Gli investigatori finalmente avevano ciò che mancava loro da quattro anni: una scena del crimine. Non il luogo di un rapimento, ma il posto in cui erano state nascoste le prove. Lo zaino era stato gettato su un sentiero escursionistico molto frequentato, ma a quanto pare era rotolato giù per un pendio finendo sotto le radici di un albero, dove era rimasto inosservato finché una tempesta non lo aveva rovesciato.

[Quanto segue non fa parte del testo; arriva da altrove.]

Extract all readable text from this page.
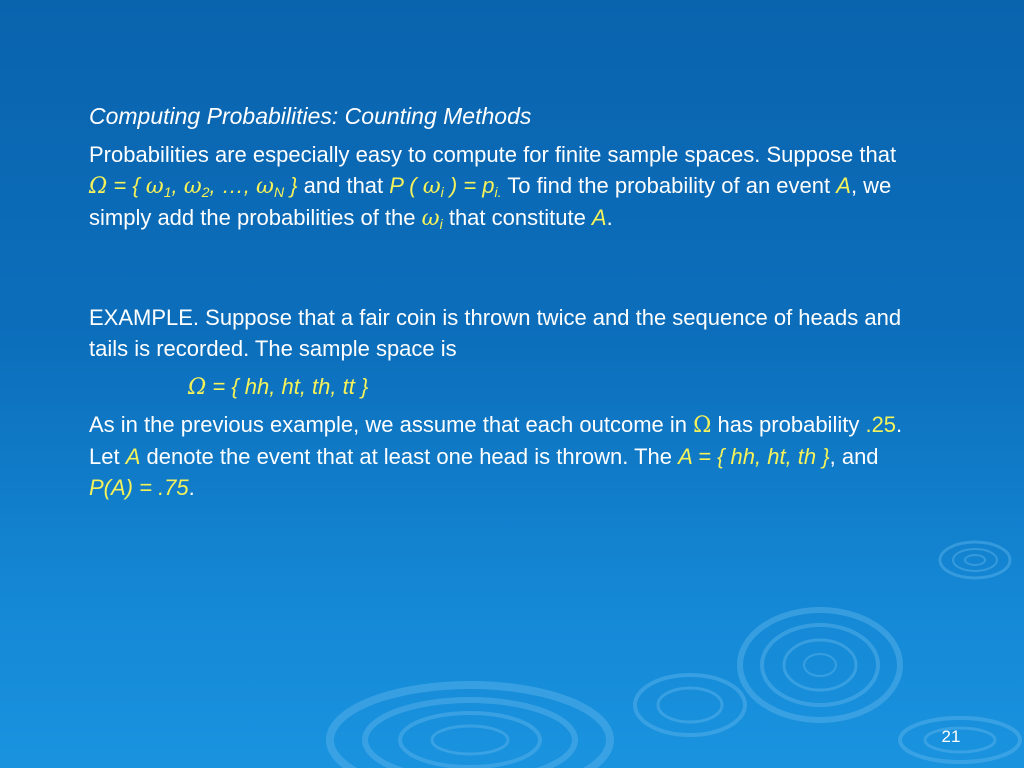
Computing Probabilities: Counting Methods

Probabilities are especially easy to compute for finite sample spaces. Suppose that Ω = { $\omega_1$, $\omega_2$, …, $\omega_N$ } and that P ( $\omega_i$ ) = $p_{i.}$ To find the probability of an event A, we simply add the probabilities of the $\omega_i$ that constitute A.

EXAMPLE. Suppose that a fair coin is thrown twice and the sequence of heads and tails is recorded. The sample space is

Ω = { hh, ht, th, tt }

As in the previous example, we assume that each outcome in Ω has probability .25. Let A denote the event that at least one head is thrown. The A = { hh, ht, th }, and P(A) = .75.

21
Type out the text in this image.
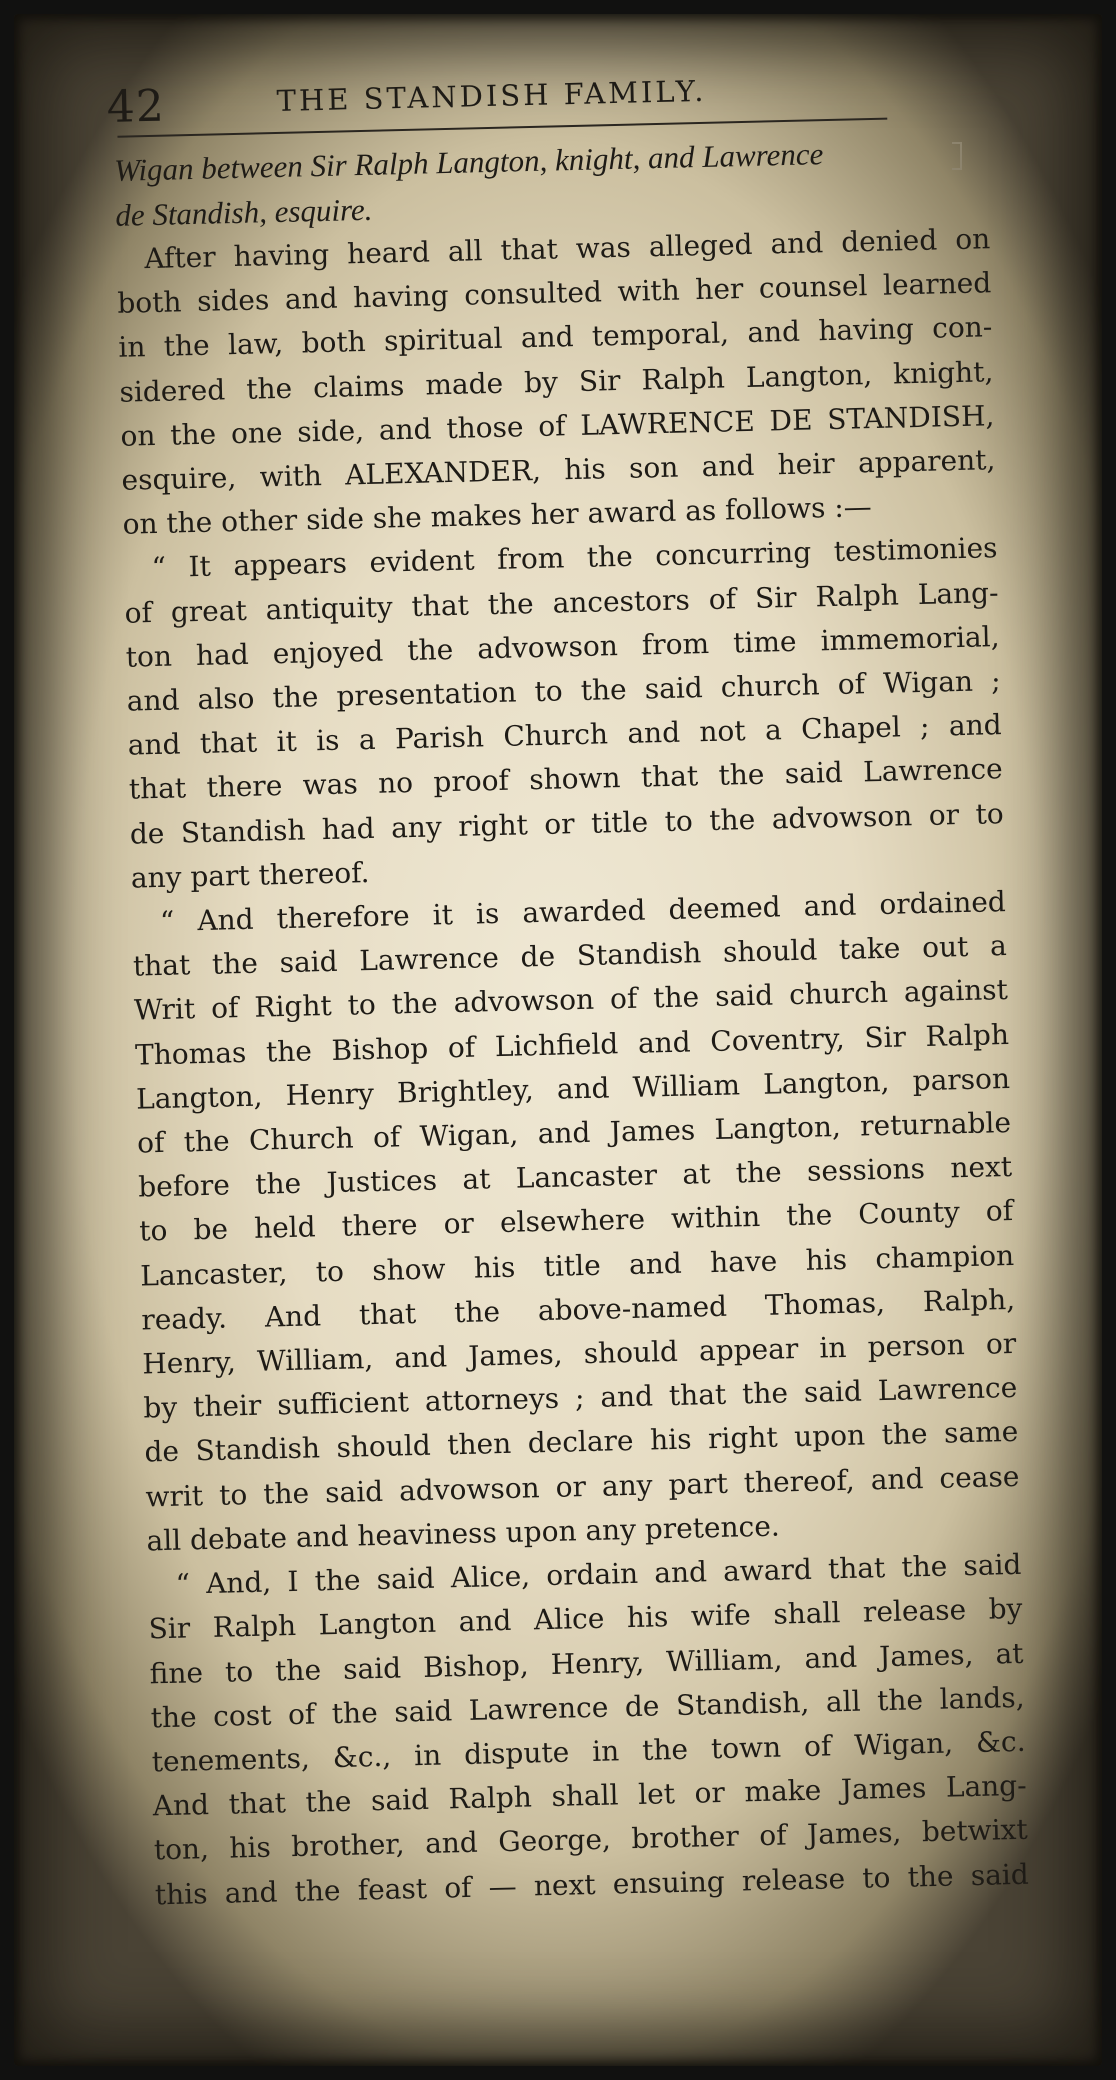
42	THE STANDISH FAMILY.
Wigan between Sir Ralph Langton, knight, and Lawrence
de Standish, esquire.
After having heard all that was alleged and denied on
both sides and having consulted with her counsel learned
in the law, both spiritual and temporal, and having con-
sidered the claims made by Sir Ralph Langton, knight,
on the one side, and those of LAWRENCE DE STANDISH,
esquire, with ALEXANDER, his son and heir apparent,
on the other side she makes her award as follows :—
“ It appears evident from the concurring testimonies
of great antiquity that the ancestors of Sir Ralph Lang-
ton had enjoyed the advowson from time immemorial,
and also the presentation to the said church of Wigan ;
and that it is a Parish Church and not a Chapel ; and
that there was no proof shown that the said Lawrence
de Standish had any right or title to the advowson or to
any part thereof.
“ And therefore it is awarded deemed and ordained
that the said Lawrence de Standish should take out a
Writ of Right to the advowson of the said church against
Thomas the Bishop of Lichfield and Coventry, Sir Ralph
Langton, Henry Brightley, and William Langton, parson
of the Church of Wigan, and James Langton, returnable
before the Justices at Lancaster at the sessions next
to be held there or elsewhere within the County of
Lancaster, to show his title and have his champion
ready. And that the above-named Thomas, Ralph,
Henry, William, and James, should appear in person or
by their sufficient attorneys ; and that the said Lawrence
de Standish should then declare his right upon the same
writ to the said advowson or any part thereof, and cease
all debate and heaviness upon any pretence.
“ And, I the said Alice, ordain and award that the said
Sir Ralph Langton and Alice his wife shall release by
fine to the said Bishop, Henry, William, and James, at
the cost of the said Lawrence de Standish, all the lands,
tenements, &c., in dispute in the town of Wigan, &c.
And that the said Ralph shall let or make James Lang-
ton, his brother, and George, brother of James, betwixt
this and the feast of — next ensuing release to the said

Ciò suggeriva che l’assassino fosse probabilmente del posto o quantomeno conoscesse la topografia del parco. Non solo ha ucciso la ragazza, ma si è anche sbarazzato dei suoi resti a sangue freddo, disperdendoli in vari luoghi per rendere le indagini il più difficili possibile.
Gli investigatori riaprirono tutti i fascicoli del vecchio caso. Iniziarono a rianalizzare il database di tutte le persone interrogate nel 1997. Centinaia di nomi, centinaia di alibi. Il lavoro era tedioso e apparentemente senza speranza. Tuttavia, in un’epoca in cui la tecnologia di analisi dei dati era ancora agli albori, un giovane analista dell’FBI decise di adottare un nuovo approccio.
Ha creato una mappa che mostrava le residenze di tutte le persone che aveva intervistato e l’ha confrontata con il luogo della loro scomparsa e con il luogo in cui era stato ritrovato lo zaino. Una persona in particolare ha attirato la sua attenzione. Si chiamava Dvin Horn. Nel 1997 aveva 32 anni. Viveva da solo in una vecchia roulotte fatiscente ai margini di una foresta che confinava con un parco nazionale.
Lavorava part-time nel reparto manutenzione del parco, ma fu licenziato per assenteismo e ubriachezza. Fu uno delle diverse decine di residenti interrogati durante l’indagine preliminare. Testimoniò che il giorno della scomparsa della ragazza aveva trascorso l’intera giornata a riparare il suo pick-up.